Llegar hasta les tables de Le Toison d´Or „53 años esquivando mesas, clientes, personal del comedor y a su rival, el carro de quesos„ a la hora en punto de los postres empalagosos, nunca fue fácil. A causa del tráfago de la circulación, se presentó tarde un día, ¡y a la hora de los postres! No fue despedido inmediatamente por su abnegada entrega de lustros.

Más de medio siglo caminando de casa al restaurante, y de éste a casa. Y recorriendo en el comedor una media de 21 kilómetros diarios. Desde las 13:50 a las 16:45, y desde las 21:18 a las 23:05. Y sobre sus piernas, sin un motor de explosión que lo aliviara. Tantos años endulzando, de un lado a otro, a los clientes, le habían ocasionado un severo cuadro varicoso y enfisema pulmonar por culpa de los fumadores.

Dupont depositaba sobre monsieur Anquetil „seudónimo ciclista del carro„ la mítica pâtisserie de Le Toison d´Or. Pastel parisién, Alexandra, Boris Goudonov, Victor Hugo, Chevalier, Lola Montes, Josephine Baker o bavaroise Zar Nicolás II. Así como es incuestionable que existe el peso de la púrpura, del mismo modo pensaba monsieur Anquetil de su oficio. Siempre cargado de plúmbea pâtisserie.

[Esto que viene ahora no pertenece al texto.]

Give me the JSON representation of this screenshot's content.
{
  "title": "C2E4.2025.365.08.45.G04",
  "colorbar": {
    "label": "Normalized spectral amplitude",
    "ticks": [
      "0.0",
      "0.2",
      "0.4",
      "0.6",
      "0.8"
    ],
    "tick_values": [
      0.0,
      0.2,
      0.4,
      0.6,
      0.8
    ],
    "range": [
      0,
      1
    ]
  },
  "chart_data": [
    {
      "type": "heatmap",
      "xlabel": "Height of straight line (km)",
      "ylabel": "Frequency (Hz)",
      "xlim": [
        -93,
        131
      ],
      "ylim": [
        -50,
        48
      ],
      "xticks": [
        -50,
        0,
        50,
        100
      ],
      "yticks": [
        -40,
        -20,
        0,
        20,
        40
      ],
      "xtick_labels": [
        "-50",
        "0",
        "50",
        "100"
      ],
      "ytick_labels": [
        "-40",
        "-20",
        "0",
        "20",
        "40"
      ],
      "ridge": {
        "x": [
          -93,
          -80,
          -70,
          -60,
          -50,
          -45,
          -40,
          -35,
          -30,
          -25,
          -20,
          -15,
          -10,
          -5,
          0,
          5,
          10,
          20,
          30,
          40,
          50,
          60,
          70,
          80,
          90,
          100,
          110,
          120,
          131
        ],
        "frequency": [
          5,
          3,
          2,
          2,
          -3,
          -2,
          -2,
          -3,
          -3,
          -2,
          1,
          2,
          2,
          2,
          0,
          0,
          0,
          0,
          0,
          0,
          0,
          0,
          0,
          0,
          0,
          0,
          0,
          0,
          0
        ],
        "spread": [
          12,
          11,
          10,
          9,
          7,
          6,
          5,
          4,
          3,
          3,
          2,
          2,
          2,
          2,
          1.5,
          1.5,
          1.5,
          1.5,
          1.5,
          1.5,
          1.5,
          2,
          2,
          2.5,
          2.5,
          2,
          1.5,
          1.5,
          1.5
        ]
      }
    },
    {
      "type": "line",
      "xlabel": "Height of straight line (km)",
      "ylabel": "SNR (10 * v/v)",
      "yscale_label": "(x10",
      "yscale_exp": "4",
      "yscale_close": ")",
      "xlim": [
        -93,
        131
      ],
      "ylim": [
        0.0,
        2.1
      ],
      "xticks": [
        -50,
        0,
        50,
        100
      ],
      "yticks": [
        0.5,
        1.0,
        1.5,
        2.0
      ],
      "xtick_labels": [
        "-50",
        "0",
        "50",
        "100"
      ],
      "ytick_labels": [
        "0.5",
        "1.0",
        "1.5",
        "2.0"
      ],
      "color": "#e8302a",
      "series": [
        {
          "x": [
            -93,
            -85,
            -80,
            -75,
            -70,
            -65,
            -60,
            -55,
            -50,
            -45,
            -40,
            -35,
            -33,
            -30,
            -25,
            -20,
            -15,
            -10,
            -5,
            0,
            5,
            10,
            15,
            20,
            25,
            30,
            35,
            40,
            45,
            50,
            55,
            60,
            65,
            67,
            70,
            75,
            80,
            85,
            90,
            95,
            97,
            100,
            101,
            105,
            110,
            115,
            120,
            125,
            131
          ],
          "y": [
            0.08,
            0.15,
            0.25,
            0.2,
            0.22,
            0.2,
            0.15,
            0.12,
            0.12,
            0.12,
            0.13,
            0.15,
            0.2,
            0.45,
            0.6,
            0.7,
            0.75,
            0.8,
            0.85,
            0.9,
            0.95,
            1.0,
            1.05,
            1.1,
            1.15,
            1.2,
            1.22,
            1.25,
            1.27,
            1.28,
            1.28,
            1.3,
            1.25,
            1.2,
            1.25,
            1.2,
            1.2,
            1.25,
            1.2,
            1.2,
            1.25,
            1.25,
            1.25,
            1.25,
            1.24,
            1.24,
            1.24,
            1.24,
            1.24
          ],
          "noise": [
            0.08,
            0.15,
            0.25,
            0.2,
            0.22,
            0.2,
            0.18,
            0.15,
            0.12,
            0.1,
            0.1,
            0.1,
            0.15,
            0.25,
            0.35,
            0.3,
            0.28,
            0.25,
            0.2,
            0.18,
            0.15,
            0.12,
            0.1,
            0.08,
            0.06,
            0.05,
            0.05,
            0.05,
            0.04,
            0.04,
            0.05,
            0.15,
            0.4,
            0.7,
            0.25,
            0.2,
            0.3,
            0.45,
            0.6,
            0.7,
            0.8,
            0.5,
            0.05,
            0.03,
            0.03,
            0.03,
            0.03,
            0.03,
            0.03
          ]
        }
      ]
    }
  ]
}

El jefe de pastelería no se apiadaba jamás del carro. Una vez se le escurrió una de las decimonónicas y recargadas tartas, que, obedeciendo a la ley de la gravedad, cayó al suelo a mucha más velocidad que la manzana de Newton. Un cliente británico, suscrito a las obras completas de Art Butchwald, comentó: «Ha caído por su propio peso».

El ya anciano carro Anquetil estuvo de baja en 1937, 1942, 1958, 1961,1971 y 1994 por fisuras en las costillas, contracturas en las vértebras cervicales y desgarro lumbar. Pero no fueron éstos los únicos accidentes laborales que padeció. En 1959 reventó una de sus ruedas en pleno servicio y se precipitó por las escaleras del comedor privado de Le Toison d´Or. Leve conmoción cerebral, fractura del peroné y rotura de ligamentos.

En otra ocasión (1984), el descuido y la irresponsabilidad (¿o fue, tal vez, una acción dolosa?) del camarero que lo pilotaba terminó con su ingreso en L´Hôpital des Voitures de Démenagéments, o Carros de Mudanzas. El quirófano de Carros de Postres estaba al completo. Anquetil, tras este accidente (¿fortuito?) fue el líder del Sindicato Unificado de Carros de Postre. A pesar de la presión y de las manifestaciones „concentración silenciosa de todos los carros del país, sin pasteles, ante la Dirección General de Tráfico„ nunca fue atendida la reivindicación de que las empresas instalaran semáforos en el comedor para regular el tránsito.

Anquetil propuso al sindicato una manifestación slasptick ante esa dirección general. Homenajeando al slapstick del cine mudo norteamericano y sus batallas de pasteles y tartas, todos los carros afiliados lanzaron su munición pastelera contra la fachada y los despachos. Varias docenas de funcionarios contrajeron diabetes en un alto grado.

El cuerpo de Anquetil apareció muerto (4-8-1998) sobre la moqueta polvorienta de Le Toison d´Or, cubierto de pasteles, mousses y pétreas gelatinas. Su rictus era de felicidad. Los escasos carros que aún quedaban en el mundo asistieron al entierro y su viuda condecoró el ataúd con la Orden del Trésor de Lancôme.